AU NOM DU PEUPLE FRANCAIS

Vu la procédure suivante :

Par une requête enregistrée le 8 juillet 2022 et un mémoire en réplique enregistré le 25 juillet 2022 à 13h34, la société Héli-Cojyp, représentée par la SELAS Cabinet Lapuelle, demande au juge des référés, dans le dernier état de ses écritures :

1°) d'ordonner à l'Office national des forêts, sur le fondement de l'article L. 551-1 du code de justice administrative, à titre principal, de reprendre l'analyse des offres en écartant le motif d'exclusion litigieux, ou, à titre subsidiaire, de procéder à un nouvel appel d'offres si la reprise de l'analyse des offres est impossible après avoir écarté le motif d'exclusion litigieux ;

2°) de mettre à la charge de l'Office national des forêts la somme de 6 000 euros à lui verser au titre des dispositions de l'article L. 761-1 du code de justice administrative.

La société soutient que :

- l'Office national des forêts a méconnu ses obligations de publicité et de mise en concurrence dès lors que l'article 2.1. du règlement de la consultation et du cahier des clauses particulières prévoit que " sont exclus de la consultation les candidats ayant un lien organique ou capitalistique avec toute entité physique et/ou morale exerçant une activité professionnelle soit d'exploitation du sol ou du sous-sol (extraction minière ou carrière), soit étroitement liée à celles-ci ", sans que cette clause soit justifiée par l'article L. 2141-10 du code de la commande publique concernant la prévention des conflits d'intérêts dans les procédures de passation de marchés ;

- cette même clause d'exclusion porte atteinte à l'égalité de traitement des candidats à la commande publique et au libre accès à la commande publique, et ne présente pas de lien avec l'objet du marché, ni avec ses conditions d'exécution ;

- la fin de non-recevoir opposée en défense est dépourvue de fondement.
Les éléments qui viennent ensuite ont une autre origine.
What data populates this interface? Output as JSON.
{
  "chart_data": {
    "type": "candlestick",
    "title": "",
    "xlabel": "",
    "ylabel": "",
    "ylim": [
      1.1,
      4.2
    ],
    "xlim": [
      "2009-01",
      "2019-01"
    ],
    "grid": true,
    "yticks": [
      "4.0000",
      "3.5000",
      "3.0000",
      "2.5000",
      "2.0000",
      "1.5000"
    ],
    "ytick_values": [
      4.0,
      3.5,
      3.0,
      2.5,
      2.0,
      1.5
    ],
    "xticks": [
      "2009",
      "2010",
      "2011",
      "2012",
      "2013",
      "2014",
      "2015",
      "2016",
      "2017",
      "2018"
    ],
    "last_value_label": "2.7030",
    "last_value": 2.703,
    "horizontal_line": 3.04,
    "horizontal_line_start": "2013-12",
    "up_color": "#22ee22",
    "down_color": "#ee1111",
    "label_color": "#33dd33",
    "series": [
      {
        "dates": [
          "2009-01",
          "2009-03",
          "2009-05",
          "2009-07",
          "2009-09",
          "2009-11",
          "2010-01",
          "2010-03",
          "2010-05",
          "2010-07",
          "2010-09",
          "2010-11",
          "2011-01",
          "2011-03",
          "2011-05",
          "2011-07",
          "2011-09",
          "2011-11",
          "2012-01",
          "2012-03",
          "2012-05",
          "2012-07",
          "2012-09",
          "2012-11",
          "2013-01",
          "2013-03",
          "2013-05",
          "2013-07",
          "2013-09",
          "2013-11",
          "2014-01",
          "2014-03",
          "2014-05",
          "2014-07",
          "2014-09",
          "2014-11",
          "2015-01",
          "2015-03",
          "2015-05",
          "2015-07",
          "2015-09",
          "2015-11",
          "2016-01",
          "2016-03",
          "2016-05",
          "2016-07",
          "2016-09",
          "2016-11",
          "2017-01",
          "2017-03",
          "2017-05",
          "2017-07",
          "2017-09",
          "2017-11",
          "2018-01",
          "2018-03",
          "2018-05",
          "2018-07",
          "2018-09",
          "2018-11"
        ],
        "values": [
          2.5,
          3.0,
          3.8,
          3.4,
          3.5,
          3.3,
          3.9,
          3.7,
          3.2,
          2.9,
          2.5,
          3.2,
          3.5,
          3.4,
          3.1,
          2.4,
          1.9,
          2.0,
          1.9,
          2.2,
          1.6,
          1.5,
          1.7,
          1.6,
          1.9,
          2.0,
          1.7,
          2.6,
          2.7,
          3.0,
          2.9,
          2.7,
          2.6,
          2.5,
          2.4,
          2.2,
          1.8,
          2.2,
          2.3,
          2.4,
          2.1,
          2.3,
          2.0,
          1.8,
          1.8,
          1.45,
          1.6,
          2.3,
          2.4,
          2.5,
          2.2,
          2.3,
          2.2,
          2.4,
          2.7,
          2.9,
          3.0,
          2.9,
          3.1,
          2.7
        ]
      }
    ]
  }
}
Par un mémoire en défense enregistré le 20 juillet 2022, l'Office national des forêts, représenté par Me Mailliard, conclut au rejet de la requête et à ce qu'une somme de 3 500 euros soit mise à la charge de la société Héli-Cojyp au titre de l'article L. 761-1 du code de justice administrative

Il fait valoir que :

- le recours de la société requérante est irrecevable, faute pour elle de justifier qu'elle est susceptible d'être concernée par la clause litigieuse et ses intérêts susceptibles d'être lésés ;

- les moyens de la société requérante sont dépourvus de fondement.

Vu les autres pièces du dossier ;

Vu :

- le code de la commande publique ;

- le code de justice administrative.

Le président du tribunal a désigné Mme Chatal, conseillère, pour statuer sur les demandes de référé.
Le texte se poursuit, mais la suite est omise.